Apple’s iOS 7 rollout to shake up its $10 billion app economy

“Apple’s App Store, which celebrates its fifth birthday [this] week [July 10], has become an economy all of its own,” Tim Bradshaw reports for The Financial Times.

“More than $10bn has been paid to developers of its 850,000 apps over the past five years. The platform has created multimillion-dollar businesses such as Rovio, maker of Angry Birds, Instagram, the photo-sharing app, and Shazam, the music recognition service,” Bradshaw reports. “For Apple, the popularity of the App Store with customers and developers is a key asset in a smartphone and tablet market where competition will only get more intense. So the stakes were high last month when the company unveiled the latest version of its software platform for the iPhone and iPad, iOS 7.”

Bradshaw reports, “After almost a month of testing iOS 7, designers and developers outside Apple are polarised in their reactions to the redesign. Many are scrambling to reconfigure their apps to fit the new aesthetic… iOS 7 is a bold gamble that the next five years can be as lucrative for Apple and its app economy as the past five.”

Read more in the full article here.

9 Comments

    1. Ya, like what? It’s the same old iOS. Hate to say it. Sure, there are a few things that will make Apps better, like swiping to go forward and backward, but cery little has changed here.
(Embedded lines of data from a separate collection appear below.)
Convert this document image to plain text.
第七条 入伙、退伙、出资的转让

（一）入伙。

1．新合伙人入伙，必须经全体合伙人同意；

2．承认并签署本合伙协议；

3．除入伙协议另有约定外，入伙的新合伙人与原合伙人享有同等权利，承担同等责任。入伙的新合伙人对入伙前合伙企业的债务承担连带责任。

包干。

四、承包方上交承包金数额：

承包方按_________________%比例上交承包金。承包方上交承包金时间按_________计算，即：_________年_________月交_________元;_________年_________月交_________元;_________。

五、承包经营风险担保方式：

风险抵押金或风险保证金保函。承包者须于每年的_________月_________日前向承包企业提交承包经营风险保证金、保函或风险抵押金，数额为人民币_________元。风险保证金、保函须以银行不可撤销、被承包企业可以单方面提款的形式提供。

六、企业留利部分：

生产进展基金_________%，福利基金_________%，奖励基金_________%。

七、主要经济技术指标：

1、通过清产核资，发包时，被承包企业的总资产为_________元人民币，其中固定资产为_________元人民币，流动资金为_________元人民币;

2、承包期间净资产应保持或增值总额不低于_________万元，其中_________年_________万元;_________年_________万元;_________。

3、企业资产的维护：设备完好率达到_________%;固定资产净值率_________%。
      Same bloated Settings. Same bloated sync and iTunes. It’s not even an evolution. It’s a paint job.

      1. “Bloated” does not mean what you apparently think it does. Here’s a clue: Just because a piece of software has a lot of features, that does not automatically mean it’s “bloated”.

        ——RM

  1. I think it’s a good change. Sad I won’t be able to upgrade all my devices. There will be a 1-2 year period when the fragmentation of iOS increases. Because of all the ikde devuces still in use that can not be upgraded. But not as much as android.